The next two papers, Rissanen et al. [10] and Yu and Speed [14], are on histograms and MDL. They extend the MDL paradigm to the nonparametric domain. Around the same time Barron and Cover were working on other nonparametric MDL procedures through the resolvability index [2]. Rissanen spearheaded the first of the two papers, Rissanen et al. [10], to obtain a (properly defined) code length almost sure lower bound in the nonparametric case in the same spirit as the lower bound in the parametric case of his seminal paper [7]. This paper also showed that a histogram estimator achieve this lower bound. The second paper [14] introduced the minimax framework to address both the lower and upper code length bound questions for Lipschitz nonparametric families. Technically the paper was quite involved with long and refined asymptotic derivations, a Poissonization argument, and multinomial/Poisson cumulant calculations for which Terry showed dazzling algebraic power. A surprising insight from the second paper was that predictive MDL seemed a very flexible way to achieve the minimax optimal rate for expected code length. Working on the two histogram/MDL papers made me realize that there is no clear cut difference between parametric and nonparametric estimation: the so-called infinite dimensional models such as the Lipschitz family actually correspond to parametric estimation problems of dimensions increasing with the sample size. This insight holds for all nonparametric estimation problems and the histogram is a concrete example of sieve estimation.

The last of the four paper was on lossy compression of information theory proper. MDL model selection criteria are based on lossless code (prefix code) lengths. The aforementioned lower bound in Rissanen [7] was also fundamental for universal source (lossless) coding when the underlying data generating distribution has to be estimated, in addition to being the cornerstone of the MDL theory in the parametric case. It was natural to ask whether there is a parallel result for lossy compression where entropy is replaced by Shannon’s rate-distortion function. Yu and Speed [15] showed it was indeed the case and there are quite a few follow-up papers in the information theory literature including Zhang et al. [16].

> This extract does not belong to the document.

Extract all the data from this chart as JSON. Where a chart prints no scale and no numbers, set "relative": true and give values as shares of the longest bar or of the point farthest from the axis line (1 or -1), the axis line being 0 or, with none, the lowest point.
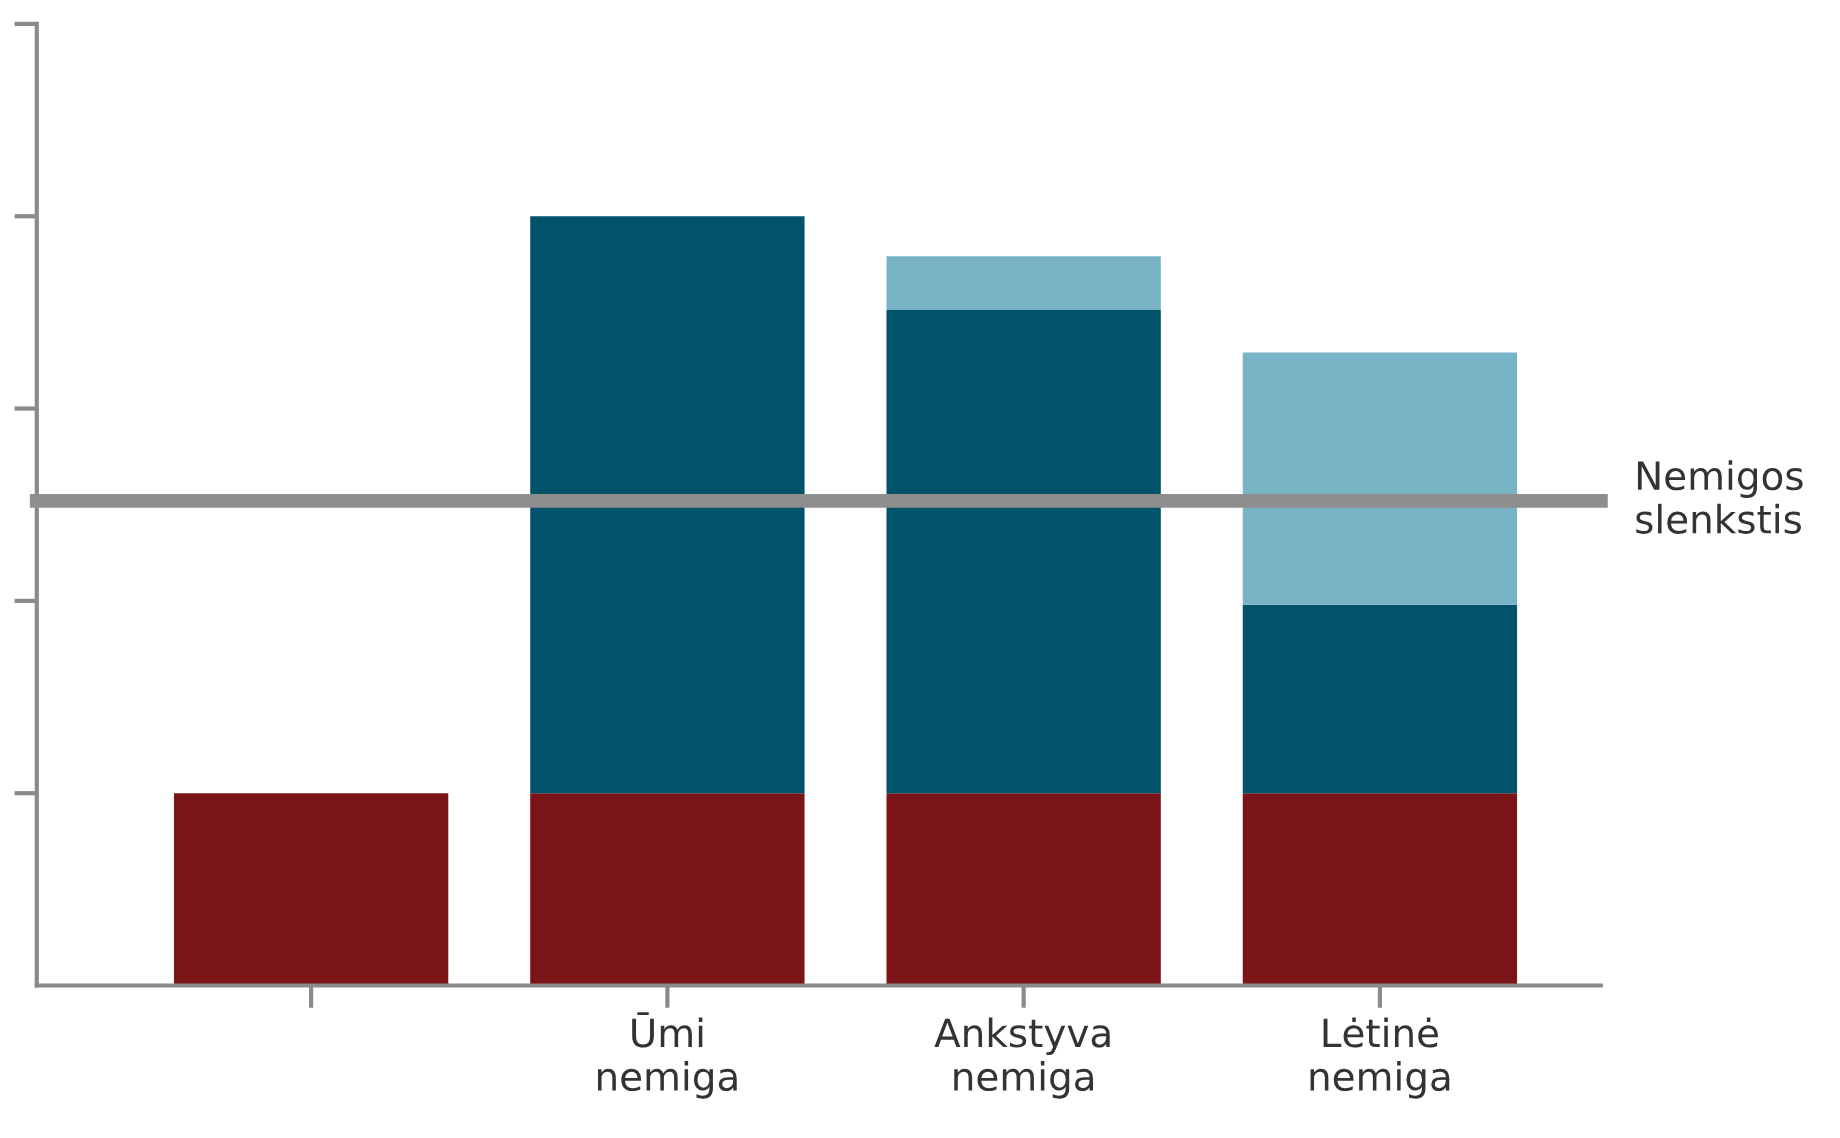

During my study with Terry, starting in the late 1987, Terry was moving full steam into biology as a visionary pioneer of statistical bioinformatics. To accommodate my interest in analysis and asymptotic theory and possibly pursue his other love for information theory rather than biology, Terry was happy to work with me on theoretical MDL research and information theory, an instance of Terry’s amazing intellectual versatility as amply clear from this volume.